What do you think? Let me know what you’d add to this list. I should also mention that I’ve also learned a lot about good Tweeting from GregAboveTheRim who conducts regular classes and has lots of great tips.
Bear with me; long post, but I think it’s important.
I am a marketer with a degree in Psychology. I love both fields, maybe because they are so closely related to each other.
Back in the early 1990s, when I was asked to set up a marketing department from scratch, I had to learn virtually every facet of marketing from the ground-up, with very little assistance. I did go on to take courses and get certification through UCLA, but I had to get some fast results, so there was no other option than to learn, hands on, how to set up an in-house ad agency, get press releases published, and to deal with agencies and other marketers who were very protective of their ground.
The point here is that I started from where I was; a neophyte with a lot of drive and positive energy, but with no understanding of how to set up something as complex and interrelating as a central marketing department.
The better I got at marketing, the more psychology I was using. I needed it to understand our customers, and to deal with the myriad of vendors and third party resources. I even used it to get support from the sales department who knew much more than I gave them credit for.

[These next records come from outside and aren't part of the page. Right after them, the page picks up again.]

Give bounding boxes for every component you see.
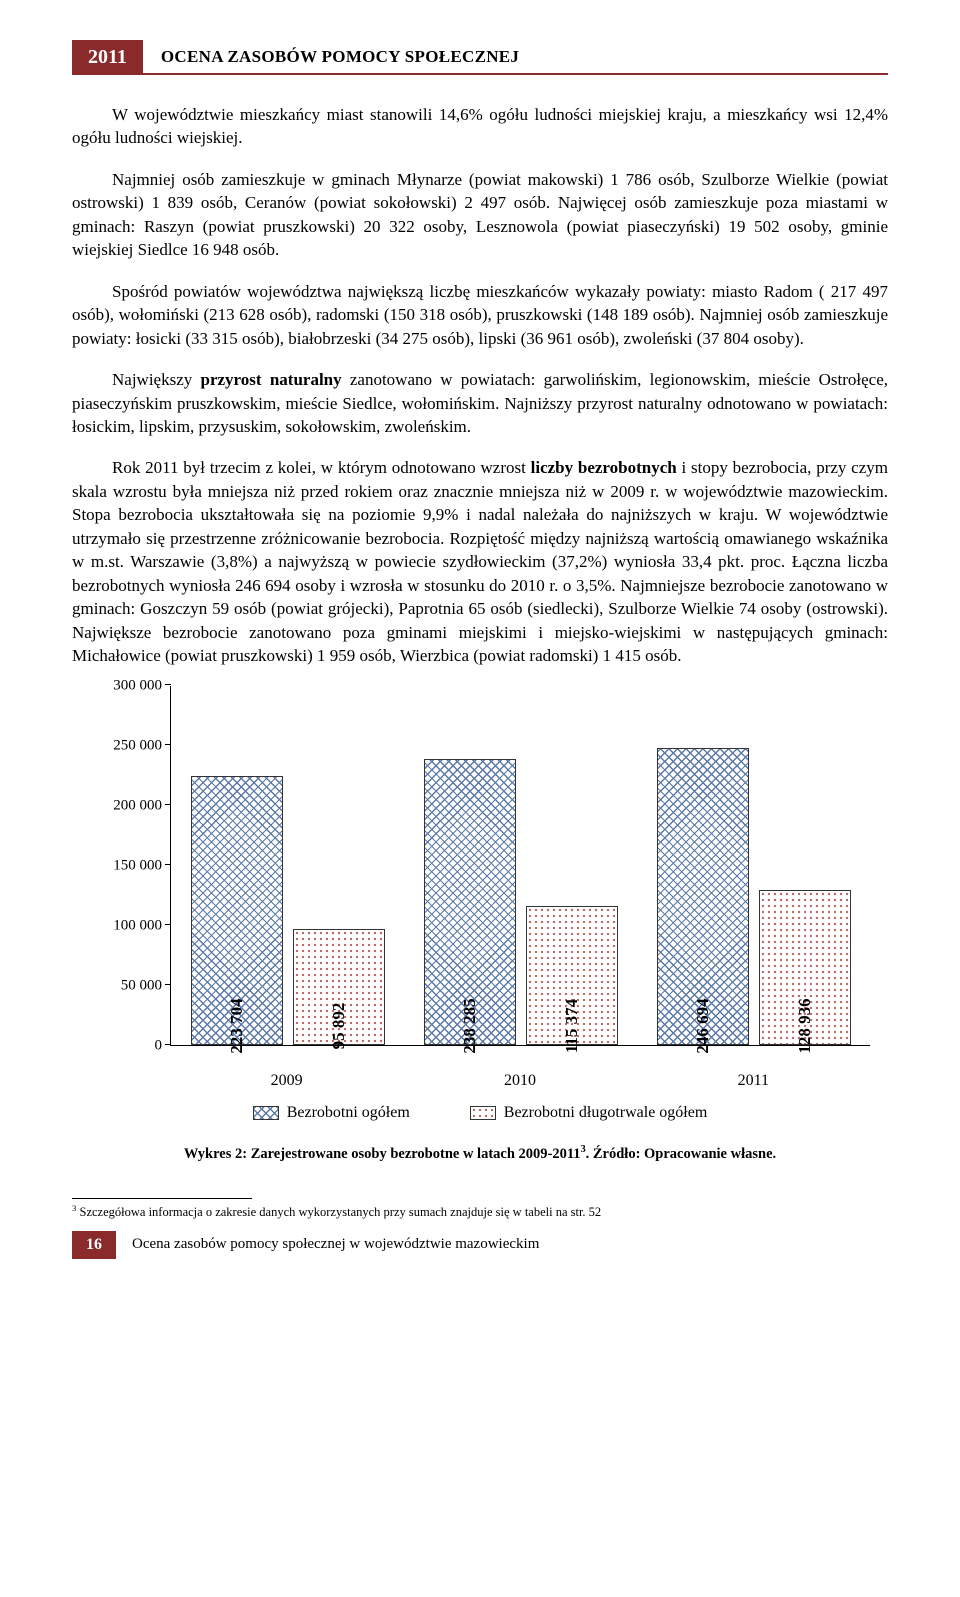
chart-bar: 246 694 bbox=[657, 748, 749, 1044]
header-year-badge: 2011 bbox=[72, 40, 143, 75]
chart-y-tick: 150 000 bbox=[113, 857, 162, 874]
chart-y-tick: 300 000 bbox=[113, 677, 162, 694]
chart-legend-label: Bezrobotni długotrwale ogółem bbox=[504, 1104, 708, 1122]
chart-legend: Bezrobotni ogółem Bezrobotni długotrwale … bbox=[90, 1104, 870, 1122]
footer-page-number: 16 bbox=[72, 1231, 116, 1259]
chart-y-tick: 0 bbox=[155, 1037, 163, 1054]
chart-x-label: 2011 bbox=[637, 1066, 870, 1090]
chart-bar-value-label: 115 374 bbox=[562, 998, 582, 1052]
chart-legend-label: Bezrobotni ogółem bbox=[287, 1104, 410, 1122]
chart-legend-swatch bbox=[253, 1106, 279, 1120]
chart-bar: 95 892 bbox=[293, 929, 385, 1044]
p4-bold: przyrost naturalny bbox=[201, 370, 342, 389]
page-header: 2011 OCENA ZASOBÓW POMOCY SPOŁECZNEJ bbox=[72, 40, 888, 75]
footnote-rule bbox=[72, 1198, 252, 1199]
paragraph-2: Najmniej osób zamieszkuje w gminach Młyn… bbox=[72, 168, 888, 262]
chart-bar-value-label: 223 704 bbox=[227, 998, 247, 1053]
chart-legend-item: Bezrobotni długotrwale ogółem bbox=[470, 1104, 708, 1122]
caption-text-a: Wykres 2: Zarejestrowane osoby bezrobotn… bbox=[184, 1145, 581, 1161]
p5-bold: liczby bezrobotnych bbox=[531, 458, 677, 477]
chart-legend-swatch bbox=[470, 1106, 496, 1120]
p4-lead: Największy bbox=[112, 370, 201, 389]
paragraph-5: Rok 2011 był trzecim z kolei, w którym o… bbox=[72, 456, 888, 667]
chart-bar-value-label: 95 892 bbox=[329, 1002, 349, 1049]
chart-bar: 115 374 bbox=[526, 906, 618, 1044]
footer-text: Ocena zasobów pomocy społecznej w wojewó… bbox=[116, 1231, 539, 1259]
footnote: 3 Szczegółowa informacja o zakresie dany… bbox=[72, 1203, 888, 1220]
chart-caption: Wykres 2: Zarejestrowane osoby bezrobotn… bbox=[72, 1144, 888, 1163]
chart-plot-area: 223 70495 892238 285115 374246 694128 93… bbox=[170, 686, 870, 1046]
paragraph-1: W województwie mieszkańcy miast stanowil… bbox=[72, 103, 888, 150]
chart-y-tick: 100 000 bbox=[113, 917, 162, 934]
chart-y-axis: 050 000100 000150 000200 000250 000300 0… bbox=[90, 686, 170, 1046]
header-title: OCENA ZASOBÓW POMOCY SPOŁECZNEJ bbox=[143, 40, 888, 75]
p5-b: i stopy bezrobocia, przy czym skala wzro… bbox=[72, 458, 888, 665]
chart-bar: 238 285 bbox=[424, 759, 516, 1045]
chart-bar: 223 704 bbox=[191, 776, 283, 1044]
chart-x-label: 2009 bbox=[170, 1066, 403, 1090]
page-footer: 16 Ocena zasobów pomocy społecznej w woj… bbox=[72, 1231, 888, 1259]
p5-a: Rok 2011 był trzecim z kolei, w którym o… bbox=[112, 458, 531, 477]
chart-bar-value-label: 238 285 bbox=[460, 998, 480, 1053]
chart-bar-group: 238 285115 374 bbox=[404, 686, 637, 1045]
chart-bar-value-label: 246 694 bbox=[693, 998, 713, 1053]
paragraph-3: Spośród powiatów województwa największą … bbox=[72, 280, 888, 350]
chart-bar-value-label: 128 936 bbox=[795, 998, 815, 1053]
chart-y-tick: 250 000 bbox=[113, 737, 162, 754]
paragraph-4: Największy przyrost naturalny zanotowano… bbox=[72, 368, 888, 438]
chart-x-axis: 200920102011 bbox=[170, 1066, 870, 1090]
chart-y-tick: 50 000 bbox=[121, 977, 162, 994]
chart-bar-group: 223 70495 892 bbox=[171, 686, 404, 1045]
footnote-text: Szczegółowa informacja o zakresie danych… bbox=[76, 1206, 601, 1220]
chart-bar-group: 246 694128 936 bbox=[637, 686, 870, 1045]
caption-text-b: . Źródło: Opracowanie własne. bbox=[586, 1145, 777, 1161]
chart-legend-item: Bezrobotni ogółem bbox=[253, 1104, 410, 1122]
chart-y-tick: 200 000 bbox=[113, 797, 162, 814]
chart-x-label: 2010 bbox=[403, 1066, 636, 1090]
unemployment-chart: 050 000100 000150 000200 000250 000300 0… bbox=[90, 686, 870, 1122]
chart-bar: 128 936 bbox=[759, 890, 851, 1045]
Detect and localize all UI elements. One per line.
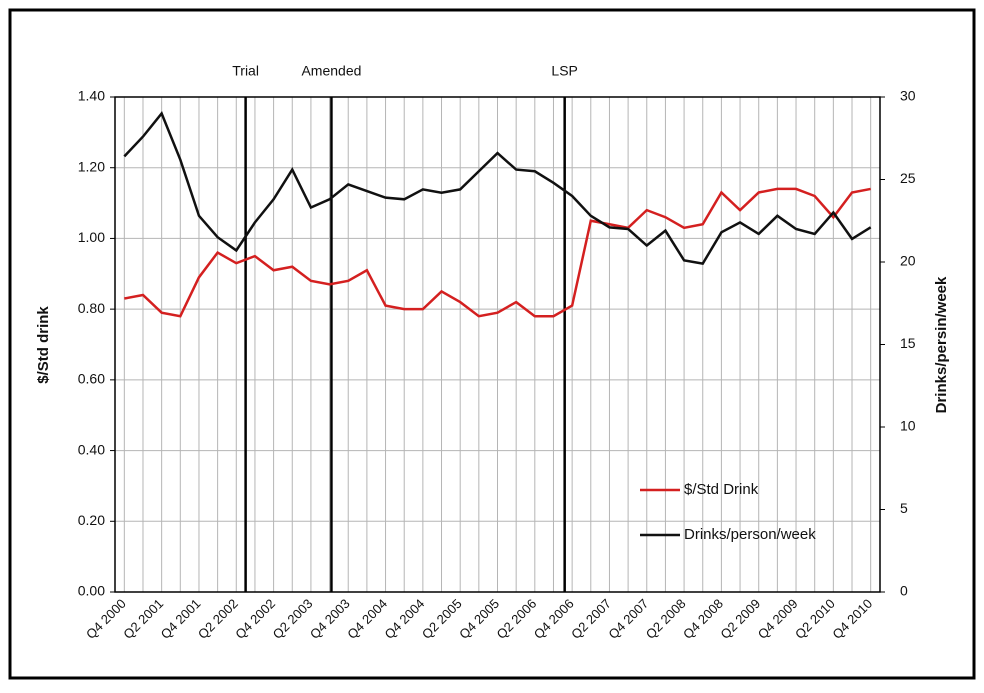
x-tick-label: Q2 2009 [717,596,763,642]
legend-label: $/Std Drink [684,481,759,498]
y-axis-label: $/Std drink [35,306,52,384]
y-tick-label: 0.60 [78,371,105,387]
x-tick-label: Q4 2004 [382,596,428,642]
y2-tick-label: 10 [900,418,916,434]
x-tick-label: Q2 2005 [419,596,465,642]
x-tick-label: Q4 2009 [755,596,801,642]
x-tick-label: Q2 2008 [643,596,689,642]
x-tick-label: Q4 2003 [307,596,353,642]
y-tick-label: 0.20 [78,512,105,528]
x-tick-label: Q4 2008 [680,596,726,642]
y2-tick-label: 30 [900,88,916,104]
x-tick-label: Q4 2010 [829,596,875,642]
y2-tick-label: 20 [900,253,916,269]
event-label: Trial [232,63,259,79]
y2-tick-label: 15 [900,335,916,351]
y-tick-label: 1.00 [78,229,105,245]
legend-label: Drinks/person/week [684,526,816,543]
x-tick-label: Q4 2005 [456,596,502,642]
x-tick-label: Q2 2002 [195,596,241,642]
x-tick-label: Q2 2001 [120,596,166,642]
y2-axis-label: Drinks/persin/week [933,276,950,413]
x-tick-label: Q4 2001 [158,596,204,642]
y-tick-label: 0.80 [78,300,105,316]
series-line [123,111,872,266]
x-tick-label: Q4 2004 [344,596,390,642]
y-tick-label: 0.00 [78,583,105,599]
frame [8,8,976,680]
x-tick-label: Q2 2003 [270,596,316,642]
y-tick-label: 1.40 [78,88,105,104]
x-tick-label: Q2 2010 [792,596,838,642]
x-tick-label: Q2 2007 [568,596,614,642]
x-tick-label: Q4 2000 [83,596,129,642]
y2-tick-label: 0 [900,583,908,599]
y-tick-label: 0.40 [78,441,105,457]
event-label: LSP [551,63,577,79]
y-tick-label: 1.20 [78,158,105,174]
series-line [124,187,871,318]
event-label: Amended [301,63,361,79]
y2-tick-label: 25 [900,170,916,186]
y2-tick-label: 5 [900,500,908,516]
x-tick-label: Q2 2006 [493,596,539,642]
x-tick-label: Q4 2006 [531,596,577,642]
x-tick-label: Q4 2002 [232,596,278,642]
x-tick-label: Q4 2007 [605,596,651,642]
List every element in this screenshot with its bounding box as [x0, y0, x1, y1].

I was using a dose of “Reality Therapy” to move things forward. Reality Therapy is a method of therapy that pushes an individual beyond all the mistakes and “baggage” from the past and focuses the patient on moving ahead today. What better modus operandi for today’s small businesses, which often have a lot of baggage and have a hard time tossing plans and campaigns that haven’t worked. In much the same way as reality therapy forces a fresh start, marketers sometimes just need to clear the table and begin anew.
What is Reality Marketing? It’s pretty basic. Start from where you are today. Don’t bemoan that you didn’t, couldn’t, should have, or would have. Here are a few simple steps you can take today to inject your marketing efforts with a little “reality”:
1) Get your key marketing and sales people together; announce your intention to revisit the programs and initiatives you have in place. (Okay, maybe you’ve tried this before, but do it again for real.)
2) Make it clear that you are where you are today; this is about the future, not the past. You will not tolerate phrases such as “we should have” “why didn’t you” “we never” “what a waste” “if only you had” “I told you that wouldn’t work” “I wanted to, but XXX didn’t let me”. You know the phrases that immobilize your team.
3) Make it crystal clear that you are evaluating programs, not people!
4) Nothing is sacred, look at all programs with fresh eyes; pay particular attention to monthly payments made for listings, memberships or any other programs that are not paying back.
5) Create a set of measurement metrics for each program going forward.
6) Finally, revisit the basics; your product, your value proposition, your customers and how you get in front of them in a new way.
7) Re-cast your existing marketing plan to reflect the changes.
8) Create a fresh action plan with responsibilities, timetables and cost for each.
You know the rest; make sure you meet regularly to evaluate your metrics, make adjustments and keep your plan fresh. As with any program or new way of working, keep it going, do not stop. You will get results.